Quando o hospital é quem adoece; a vacina e o caso HNSN

25 de janeiro de 2021 às 17h16

Em maio de 2016, o Hospital Nossa Senhora das Neves chegou como alternativa na saúde privada em João Pessoa.

E, por méritos técnicos e estruturais, conquistou seu espaço. Desafogou uma demanda reprimida e se afirmou como necessário num mercado de escassas opções e pouca qualidade.

Deu certo. Tão certo que fez vanguarda ao resgatar a realização de transplantes, em parceria com a Secretaria Estadual de Saúde, depois de um doloroso hiato de sete anos da interrupção do procedimento na Paraíba.

Toda a confiabilidade erguida nos últimos quatro anos foi abalada desde a semana passada.

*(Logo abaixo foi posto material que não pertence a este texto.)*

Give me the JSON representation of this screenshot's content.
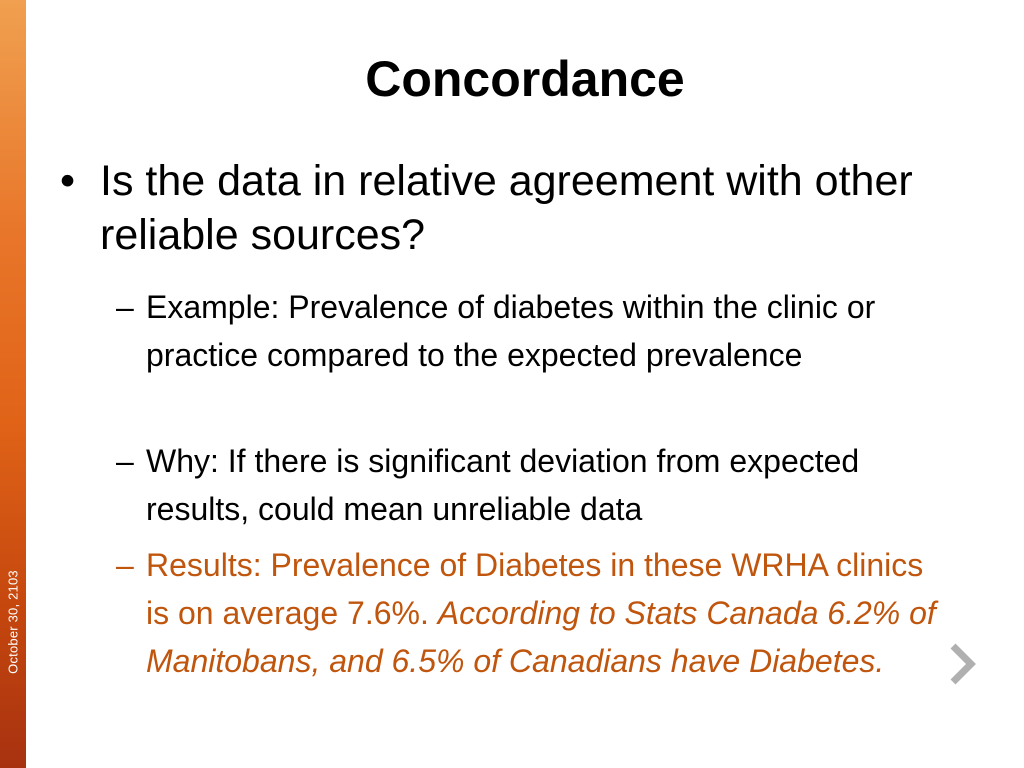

Denúncias e matérias com suspeitas de desvios de finalidade na fila da vacinação prioritária da covid-19 dentro do Hospital tomaram o noticiário e as redes sociais.

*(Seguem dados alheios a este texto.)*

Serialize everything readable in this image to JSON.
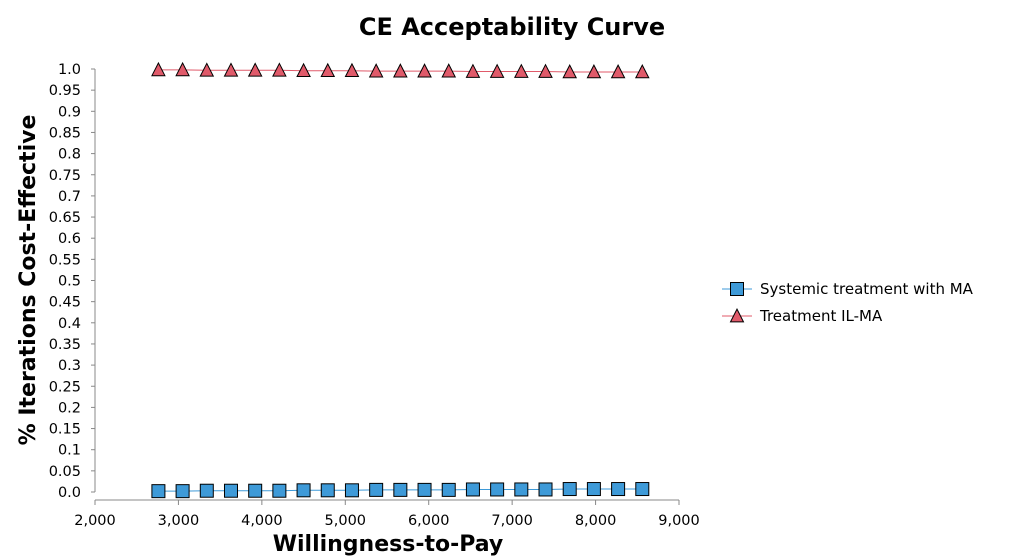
{
  "chart_data": {
    "type": "line",
    "title": "CE Acceptability Curve",
    "xlabel": "Willingness-to-Pay",
    "ylabel": "% Iterations Cost-Effective",
    "xlim": [
      2000,
      9000
    ],
    "ylim": [
      0,
      1
    ],
    "x_ticks": [
      2000,
      3000,
      4000,
      5000,
      6000,
      7000,
      8000,
      9000
    ],
    "x_tick_labels": [
      "2,000",
      "3,000",
      "4,000",
      "5,000",
      "6,000",
      "7,000",
      "8,000",
      "9,000"
    ],
    "y_ticks": [
      0,
      0.05,
      0.1,
      0.15,
      0.2,
      0.25,
      0.3,
      0.35,
      0.4,
      0.45,
      0.5,
      0.55,
      0.6,
      0.65,
      0.7,
      0.75,
      0.8,
      0.85,
      0.9,
      0.95,
      1
    ],
    "y_tick_labels": [
      "0.0",
      "0.05",
      "0.1",
      "0.15",
      "0.2",
      "0.25",
      "0.3",
      "0.35",
      "0.4",
      "0.45",
      "0.5",
      "0.55",
      "0.6",
      "0.65",
      "0.7",
      "0.75",
      "0.8",
      "0.85",
      "0.9",
      "0.95",
      "1.0"
    ],
    "grid": false,
    "legend_position": "right",
    "x": [
      2760,
      3050,
      3340,
      3630,
      3920,
      4210,
      4500,
      4790,
      5080,
      5370,
      5660,
      5950,
      6240,
      6530,
      6820,
      7110,
      7400,
      7690,
      7980,
      8270,
      8560
    ],
    "series": [
      {
        "name": "Systemic treatment with MA",
        "marker": "square",
        "color": "#3e9ad8",
        "values": [
          0.002,
          0.002,
          0.003,
          0.003,
          0.003,
          0.003,
          0.004,
          0.004,
          0.004,
          0.005,
          0.005,
          0.005,
          0.005,
          0.006,
          0.006,
          0.006,
          0.006,
          0.007,
          0.007,
          0.007,
          0.007
        ]
      },
      {
        "name": "Treatment IL-MA",
        "marker": "triangle",
        "color": "#e05a6a",
        "values": [
          0.998,
          0.998,
          0.997,
          0.997,
          0.997,
          0.997,
          0.996,
          0.996,
          0.996,
          0.995,
          0.995,
          0.995,
          0.995,
          0.994,
          0.994,
          0.994,
          0.994,
          0.993,
          0.993,
          0.993,
          0.993
        ]
      }
    ]
  }
}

E toda a boa e consequente política hospitalar cedeu lugar para questionamentos éticos e de responsabilidade social. E logo o mesmo Hospital que virou também referência em covid.

De protagonista do bem, o HNSN passou à desconfortável posição de quem precisa se explicar, inclusive a órgãos do Ministério Público, que entraram na apuração do caso.

Tudo por agir interna e externamente com certo amadorismo em momento que se exige profissionalismo, cuidados e disciplina corporativa de entidades e instituições sérias.

A credibilidade da jovem e bem sucedida instituição entrou, lamentavelmente, em ventilação mecânica. Virou paciente em observação.

Tomara que a direção seja convincente nas explicações às autoridades, supere os sintomas das suspeitas e vença o vírus da desconfiança. Sem sequelas graves.